Day 50
My dad is in Guelph doing his show "Tales From an Empty Fridge" so I spent my morning in a theatre with 300 grade twos. It was one of those experience that rocked me a bit. I was just compelled to hug every single one of them. I just got all wrapped up in the fact that there are all these small people who are seven years old and functioning during the day entirely independent of their families. They are experiencing whatever stress is happening at home, and then they are going to school where sometimes they fall down and get hurt, sometimes they get teased for what they look like, and sometimes they get crushes and don't know what to do besides draw hearts and pull hair. I start crying at everything these days.

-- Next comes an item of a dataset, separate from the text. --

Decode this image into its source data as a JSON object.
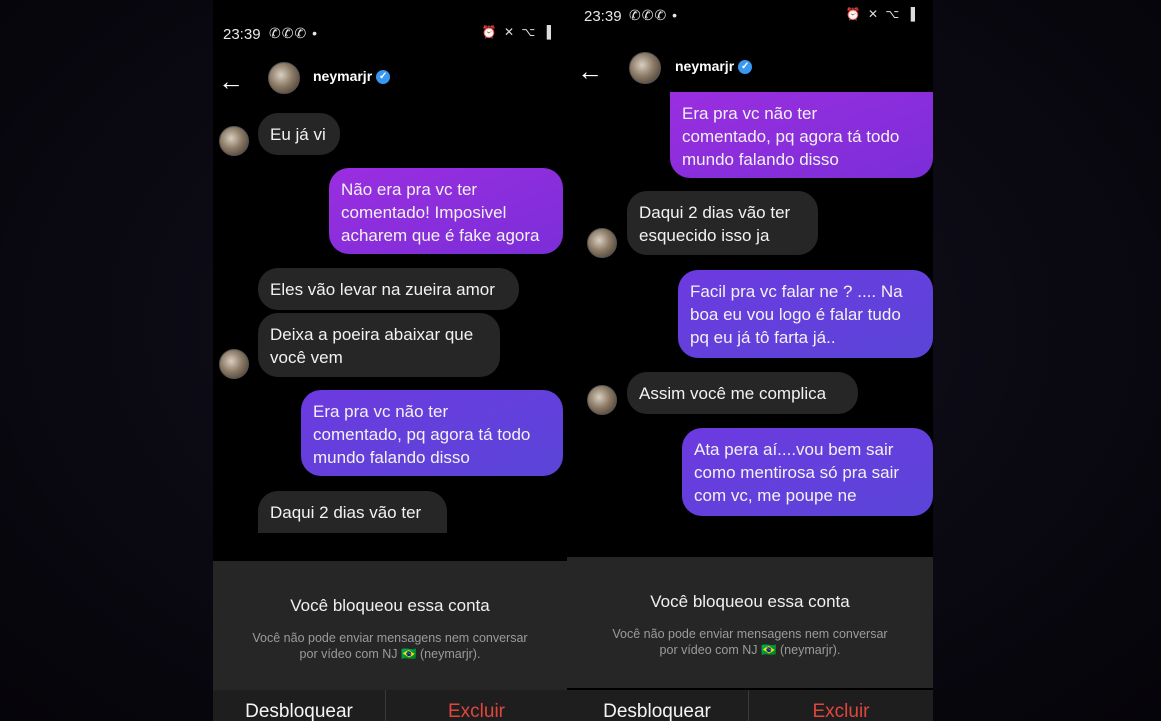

My afternoon was stressful and exhausting. I was upset and sad and shockingly low. I cried at the beginning of my Gender and Diversity class. Yeah. I'm feeling all right at the moment though. I've got that little edge of anxiety but I'm going to try to stave it off with tea and talks with that Steve guy. I'm just going to breathe.
The trouble with my schedule is that I'm getting home at 8pm every night and not starting my work until midnight. I don't see why tonight would be different. I have some real stuff to do though because I have a presentation tomorrow. Luckily all I really have to do is print overheads and come up with one discussion question. I'm just going to try to sleep before three because today did not feel good.